The Journal of Emerging Investigators, a peer-reviewed scientific journal, has published the original research of Mina Mandic ‘21. Mandic, who graduated from SPA in the spring of 2021 and is now a first-year student at Swarthmore College, conducted her research in the Upper School’s Advanced Science Research course during the 2019-2020 school year. Mandic’s research project, entitled Exploring the Wonders of the Early Universe: Green Pea Galaxies and Luminous Flux, is a study of the light emitted by “Green Pea” galaxies—entities that may provide clues to the conditions of the earliest galaxies in the universe. She pursued her project as part of the Upper School's Advanced Science Research (ASR) course, which is SPA's most advanced course for student-scientists. 

Upper School science faculty and department chair Karissa Baker taught the ASR course during Mandic’s junior year and worked with her on her project; Baker notes that Mandic was first inspired to study cosmology after taking SPA’s Space Science elective with Dr. Steve Heilig her sophomore year. “Dr. Heilig’s class inspired Mina to dig into cosmological research in the ASR course, and to connect with Dr. Claudia Scarlata [a cosmologist at the University of Minnesota] to act as a mentor for her research, says Baker. “Mina was remarkably independent in her project,” Baker adds, “and I was very impressed with how she took feedback, especially during the competition process in the spring of 2020. She was continually improving how she communicated her work to both experts in the field and the general public.”

Mandic’s project earned multiple honors in the state, national, and international science fair competition process in 2020. She won one of five finalist spots for Minnesota students at ISEF, the International Science and Engineering Fair, as well as a major award at the Junior Science and Humanities Symposium.
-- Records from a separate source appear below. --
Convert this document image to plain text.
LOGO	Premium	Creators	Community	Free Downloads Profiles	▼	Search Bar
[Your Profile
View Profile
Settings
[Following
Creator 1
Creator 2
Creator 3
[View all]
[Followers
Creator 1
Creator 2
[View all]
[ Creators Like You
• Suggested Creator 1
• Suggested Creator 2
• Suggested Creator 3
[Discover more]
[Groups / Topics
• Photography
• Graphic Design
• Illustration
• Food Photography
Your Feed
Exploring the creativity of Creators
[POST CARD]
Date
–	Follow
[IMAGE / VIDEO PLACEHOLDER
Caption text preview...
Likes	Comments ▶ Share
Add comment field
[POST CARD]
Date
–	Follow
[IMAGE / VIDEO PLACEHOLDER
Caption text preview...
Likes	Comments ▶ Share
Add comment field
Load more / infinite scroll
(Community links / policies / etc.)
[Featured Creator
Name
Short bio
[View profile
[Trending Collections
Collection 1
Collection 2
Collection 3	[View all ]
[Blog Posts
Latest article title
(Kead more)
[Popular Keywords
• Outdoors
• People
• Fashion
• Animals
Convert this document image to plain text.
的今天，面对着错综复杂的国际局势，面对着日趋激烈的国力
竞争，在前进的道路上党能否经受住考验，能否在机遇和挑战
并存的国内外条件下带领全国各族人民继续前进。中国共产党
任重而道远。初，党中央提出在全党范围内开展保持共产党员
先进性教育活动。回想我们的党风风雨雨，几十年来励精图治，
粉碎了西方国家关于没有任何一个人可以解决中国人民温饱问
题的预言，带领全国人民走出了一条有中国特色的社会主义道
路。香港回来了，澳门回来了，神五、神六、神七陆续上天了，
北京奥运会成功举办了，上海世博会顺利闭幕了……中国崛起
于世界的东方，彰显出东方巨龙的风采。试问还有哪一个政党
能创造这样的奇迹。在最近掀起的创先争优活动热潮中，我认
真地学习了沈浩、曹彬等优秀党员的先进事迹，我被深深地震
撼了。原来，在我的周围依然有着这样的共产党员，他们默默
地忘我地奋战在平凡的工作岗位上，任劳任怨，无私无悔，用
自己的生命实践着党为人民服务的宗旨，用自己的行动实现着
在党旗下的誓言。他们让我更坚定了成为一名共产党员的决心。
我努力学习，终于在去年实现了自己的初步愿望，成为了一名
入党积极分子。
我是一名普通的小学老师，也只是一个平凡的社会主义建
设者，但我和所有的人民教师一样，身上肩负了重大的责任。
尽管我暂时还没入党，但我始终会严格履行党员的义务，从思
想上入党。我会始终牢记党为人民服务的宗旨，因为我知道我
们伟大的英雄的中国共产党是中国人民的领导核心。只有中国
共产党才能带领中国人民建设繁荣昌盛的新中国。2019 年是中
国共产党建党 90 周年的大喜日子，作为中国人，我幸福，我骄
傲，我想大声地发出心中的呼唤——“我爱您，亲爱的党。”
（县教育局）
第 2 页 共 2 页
Mandic is the second ASR student in the last two years to have her work published in the Journal of Emerging Investigators; the ASR research of Nathan Sobotka ‘20 was published by the journal in the spring of 2020. “The process of submitting research to a peer-reviewed scientific journal, such as the Journal of Emerging Investigators, is truly a commitment,” Baker says, noting that Mandic worked on her submission for almost a year. “Mina learned a great deal from the detailed level of feedback she got from the peer reviewers, who are experts in their field, and also experienced first-hand how rigorous the scientific peer-review process is.”